Когда я думаю об этом и вспоминаю исковерканный балканский пейзаж, я убеждаюсь, что только сострадательное божество могло сделать так, чтобы я добрался до Эфрусси. Вероятность осуществления такого чуда кажется мне сегодня практически равной нулю, и я чувствую, что достиг этой проклятой долины как бы покрытый панцирем, который помешал снаряду настигнуть меня в любой точке пути. Спустя годы я узнал, что долина, в которой исчез полк Эфрусси, в течение некоторого времени считалась территорией, занятой врагом. Однако в тот момент это огромное травяное озеро показалось мне ничейной территорией, своего рода нетронутой долиной Иосафата. Если полученные мною наставления были верны, Эфрусси и его товарищи должны были находиться близко, в одной из тех траншей, трупы из которых еще не были растащены цыганами. Рукопашный бой, по всей видимости, был очень жестоким, потому что не было ни клочка земли, на котором трупы наших солдат не перемежались бы с мертвыми телами, мундиры которых были отмечены вражеской символикой. Панорама была настолько неутешительной, что временами я начинал думать, что пришел слишком поздно. Несмотря на все это, особого рода древний ужас гнал меня от траншеи к траншее вплоть до того момента, когда при последнем вечернем свете на холме мне удалось различить хижину, казавшуюся покинутой ее обитателями. На первый взгляд строение выглядело заброшенным, но было что-то, что указывало на присутствие в нем жизни. Вначале я не понял, что это было, однако, подойдя поближе, увидел вереницу трупов, которые, казалось, улеглись в ряд, чтобы открыть узкий проход. Сцена была ужасающей, но в ней был скрытый смысл. Эти тела союзников и врагов — эта многоликость, обезличить которую под силу только смерти, — были расположены таким образом, чтобы я мог идентифицировать их, а при случае и присоединиться к ним. Так, по мере моего приближения к хижине трупы теряли свои ужасающие свойства, чтобы стать для меня вешками, указывающими путь к дому.
Хижина была открыта. Я поискал, где бы постучаться, и еле слышный голос ответил мне:
— Входите, святой отец.
Там был Якобо Эфрусси, сидевший спиной ко мне за столом, заклеенным бумагами, происхождение которых я не смог определить в тот момент. Он заметно дрожал, погруженный в работу, требовавшую тщательности, что не мешало ему обратить на меня внимание. Его волосы отросли и почти закрывали шею, что добавляло в облик этого Эфрусси черты первобытного человека. Стены хижины были изрешечены пулями, в дыры от которых беспрепятственно проникала окружающая вонь, что усиливало плачевный вид сцены. Не глядя на меня, Эфрусси торопливым жестом указал мне на стул, находившийся в другой стороне комнаты. Я придвинул этот стул к столу и сел напротив него, наконец разглядев его изможденные глаза на заросшем растительностью лице отшельника.
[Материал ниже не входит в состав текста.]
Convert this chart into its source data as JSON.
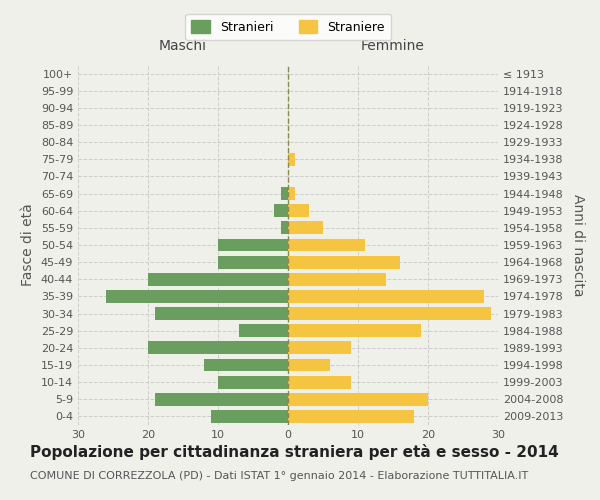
{
  "age_groups": [
    "0-4",
    "5-9",
    "10-14",
    "15-19",
    "20-24",
    "25-29",
    "30-34",
    "35-39",
    "40-44",
    "45-49",
    "50-54",
    "55-59",
    "60-64",
    "65-69",
    "70-74",
    "75-79",
    "80-84",
    "85-89",
    "90-94",
    "95-99",
    "100+"
  ],
  "birth_years": [
    "2009-2013",
    "2004-2008",
    "1999-2003",
    "1994-1998",
    "1989-1993",
    "1984-1988",
    "1979-1983",
    "1974-1978",
    "1969-1973",
    "1964-1968",
    "1959-1963",
    "1954-1958",
    "1949-1953",
    "1944-1948",
    "1939-1943",
    "1934-1938",
    "1929-1933",
    "1924-1928",
    "1919-1923",
    "1914-1918",
    "≤ 1913"
  ],
  "maschi": [
    11,
    19,
    10,
    12,
    20,
    7,
    19,
    26,
    20,
    10,
    10,
    1,
    2,
    1,
    0,
    0,
    0,
    0,
    0,
    0,
    0
  ],
  "femmine": [
    18,
    20,
    9,
    6,
    9,
    19,
    29,
    28,
    14,
    16,
    11,
    5,
    3,
    1,
    0,
    1,
    0,
    0,
    0,
    0,
    0
  ],
  "maschi_color": "#6a9e5e",
  "femmine_color": "#f5c542",
  "title": "Popolazione per cittadinanza straniera per età e sesso - 2014",
  "subtitle": "COMUNE DI CORREZZOLA (PD) - Dati ISTAT 1° gennaio 2014 - Elaborazione TUTTITALIA.IT",
  "xlim": 30,
  "bar_height": 0.75,
  "legend_stranieri": "Stranieri",
  "legend_straniere": "Straniere",
  "xlabel_left": "Maschi",
  "xlabel_right": "Femmine",
  "ylabel_left": "Fasce di età",
  "ylabel_right": "Anni di nascita",
  "background_color": "#f0f0eb",
  "grid_color": "#cccccc",
  "title_fontsize": 11,
  "subtitle_fontsize": 8,
  "tick_fontsize": 8,
  "label_fontsize": 10
}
Я подождал, пока Эфрусси закончит возиться с маленьким шприцем, который я заметил в его руках — он готовил его для инъекции в момент моего прихода. Он взял его в левую руку и вонзил в правое предплечье. Тело Эфрусси дрожало настолько сильно, что я сомневался, что ему удастся найти вену. Прошло несколько секунд, прежде чем морфий начал оказывать свое действие. Первоначальный оскал постепенно превратился на его лице в блаженную улыбку. Когда Эфрусси наконец смог говорить, его голос приобрел благостный, бархатистый оттенок.